La confiance dont vous m’honorez exige que je vous parle à cœur ouvert sur ce qui fait le sujet intéressant de votre lettre. Je ne dois point vous cacher que je l’ai communiquée à M. le commandeur de Solar, qui est de vos amis, et nous nous sommes trouvés d’accord, que les offres que vous fait M. de Belle-Isle pour vous attacher, vous et M. votre frère[2], au service de France, ne sont point acceptables. Après tout le bien que les lettres de M. de la Chétardie[3] lui ont dit de vous, il est inconcevable qu’il ait pu se flatter de vous retenir en vous proposant des grades au-dessous de ceux que vous avez. Je ne sais sur quoi ils fondent que l’on ne considère pas tout à fait en France les grades du service étranger comme ceux de nos troupes. Cette maxime ne seroit ni juste ni obligeante, et nous priveroit de fort bons officiers. Je pense que vous avez très-bien fait de ne point vous engager dans son expédition, avant que d’avoir de bonnes assurances de la Cour sur les conditions qui vous conviennent ; mais puisqu’il paroît que vous êtes déjà décidé pour le refus, il est inutile de vous présenter ici d’autres réflexions.
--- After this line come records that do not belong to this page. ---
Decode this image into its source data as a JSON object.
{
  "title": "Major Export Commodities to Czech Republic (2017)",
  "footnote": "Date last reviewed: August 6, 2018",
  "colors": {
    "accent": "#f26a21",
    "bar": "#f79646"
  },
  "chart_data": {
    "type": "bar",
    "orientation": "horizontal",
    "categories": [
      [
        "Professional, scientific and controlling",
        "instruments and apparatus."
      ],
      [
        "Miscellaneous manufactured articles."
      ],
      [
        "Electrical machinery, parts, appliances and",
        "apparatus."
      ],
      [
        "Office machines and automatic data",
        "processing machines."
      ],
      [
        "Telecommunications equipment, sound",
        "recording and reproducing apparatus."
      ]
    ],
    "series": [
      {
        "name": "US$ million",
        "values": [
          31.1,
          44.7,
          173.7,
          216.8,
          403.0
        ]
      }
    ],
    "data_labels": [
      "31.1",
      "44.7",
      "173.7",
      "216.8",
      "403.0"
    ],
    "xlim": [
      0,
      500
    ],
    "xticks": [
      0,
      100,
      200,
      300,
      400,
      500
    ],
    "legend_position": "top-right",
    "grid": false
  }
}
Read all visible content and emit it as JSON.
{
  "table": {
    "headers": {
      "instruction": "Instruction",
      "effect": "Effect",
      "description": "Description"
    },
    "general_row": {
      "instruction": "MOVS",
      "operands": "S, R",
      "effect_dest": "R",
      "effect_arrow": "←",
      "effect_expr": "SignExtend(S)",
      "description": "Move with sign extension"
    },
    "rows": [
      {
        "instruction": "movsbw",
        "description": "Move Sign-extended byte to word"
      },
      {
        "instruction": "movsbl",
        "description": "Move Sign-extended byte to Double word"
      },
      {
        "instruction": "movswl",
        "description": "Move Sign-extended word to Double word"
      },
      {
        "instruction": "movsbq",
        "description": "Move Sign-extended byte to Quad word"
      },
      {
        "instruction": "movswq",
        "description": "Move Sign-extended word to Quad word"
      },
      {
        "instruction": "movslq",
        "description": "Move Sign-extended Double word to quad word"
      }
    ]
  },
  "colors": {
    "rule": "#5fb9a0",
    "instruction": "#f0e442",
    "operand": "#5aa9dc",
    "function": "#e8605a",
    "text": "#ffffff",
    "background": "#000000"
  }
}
  1. Le jour de la mort de Mme de Tencin, en sortant de son antichambre il dit au frère du comte de Guasco, qui étoit avec lui : « A présent vous pouvez mander à M. votre frère, que Mme de Tencin est l’auteur du Comte de Comminges, et du Siège de Calais, ouvrages qui ont été crus jusqu’ici de M. de l’ont de Vesle, son neveu. Je crois qu’il n’y a que M. de Fontenelle et moi qui sachions ce secret. » (G.)
  2. Actuellement lieutenant général, et ci-devant commandant de Dresde pendant la dernière guerre. (G.)
  3. Ambassadeur de France à la cour de Russie ; mort en 1758.